From Furnace Creek, the routes of the two groups diverged. The Jayhawkers, which included the Brier family and Lorenzo Dow Stephens, who would later write of the whole ordeal, went north toward the Mesquite Flat Sand Dunes where they decided they would have to leave their wagons and belongings behind and walk. They slaughtered several oxen and used the wood of their wagons to cook the meat and make jerky. After crossing the Panamint Mountains via Towne Pass and dropping down into Panamint Valley, most of them turned south, making their way into Indian Wells Valley near the present-day city of Ridgecrest, California. There, they followed a prominent Indian trail heading south to civilization.
In the meantime, the Bennett-Arcan party struggled across the salt flats and attempted to pass over the Panamint Range via Warm Springs Canyon, but, they were unable to do so. They retreated to the valley floor and sent two young men, William Lewis Manly and John Rogers, over the mountain to get supplies. Thinking the Panamint Range was the Sierra Nevada, some expected a speedy return. Instead, nearly a month went by as the men walked more than 300 miles to Mission San Fernando, got supplies at a ranch, and trecked back with three horses and a one-eyed mule.
Along the way, one of the horses was ridden to death and the other two had to be abandoned. When Manly and Rogers finally arrived at the camp of the Bennett-Arcan party, they found many of the group had left to find their own way out of the valley. Two families with children had patiently remained, trusting the men to save them.

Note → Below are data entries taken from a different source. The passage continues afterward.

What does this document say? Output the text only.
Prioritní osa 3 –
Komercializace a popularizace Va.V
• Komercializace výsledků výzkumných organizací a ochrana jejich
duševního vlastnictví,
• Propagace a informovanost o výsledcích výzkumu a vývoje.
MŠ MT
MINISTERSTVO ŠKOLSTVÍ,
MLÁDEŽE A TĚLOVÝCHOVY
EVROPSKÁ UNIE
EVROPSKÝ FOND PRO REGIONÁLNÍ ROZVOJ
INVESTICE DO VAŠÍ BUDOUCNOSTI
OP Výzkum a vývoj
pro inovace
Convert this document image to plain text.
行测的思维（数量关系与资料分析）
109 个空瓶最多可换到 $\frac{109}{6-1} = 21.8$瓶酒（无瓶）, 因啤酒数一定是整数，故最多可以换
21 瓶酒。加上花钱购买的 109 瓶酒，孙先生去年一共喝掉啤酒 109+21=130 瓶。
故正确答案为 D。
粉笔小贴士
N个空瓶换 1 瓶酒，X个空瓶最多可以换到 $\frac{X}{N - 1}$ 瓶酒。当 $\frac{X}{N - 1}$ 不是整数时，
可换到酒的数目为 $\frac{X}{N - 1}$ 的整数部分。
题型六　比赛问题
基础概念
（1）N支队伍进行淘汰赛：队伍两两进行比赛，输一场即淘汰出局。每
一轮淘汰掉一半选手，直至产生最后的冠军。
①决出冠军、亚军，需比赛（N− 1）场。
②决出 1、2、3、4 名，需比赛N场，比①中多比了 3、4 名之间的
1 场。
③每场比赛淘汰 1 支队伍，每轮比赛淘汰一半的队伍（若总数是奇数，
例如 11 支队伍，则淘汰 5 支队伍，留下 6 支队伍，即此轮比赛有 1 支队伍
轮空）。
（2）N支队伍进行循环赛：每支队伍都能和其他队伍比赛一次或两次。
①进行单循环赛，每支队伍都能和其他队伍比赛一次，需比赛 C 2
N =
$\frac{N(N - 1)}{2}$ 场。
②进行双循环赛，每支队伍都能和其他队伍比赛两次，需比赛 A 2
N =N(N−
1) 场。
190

Only one man had perished during their long wait, but, as they made their way west over the mountains, someone is said to have proclaimed “Goodbye, Death Valley,” giving the valley its morbid name.
They may have escaped Death Valley, but it took another 23 days to cross the Mojave Desert and reach the safety of Rancho San Francisco in Santa Clarita Valley. The so-called “shortcut” that had lured the Lost ’49ers away from Captain Hunt’s wagon train had proved to take four months and cost the lives of many men through the entire ordeal.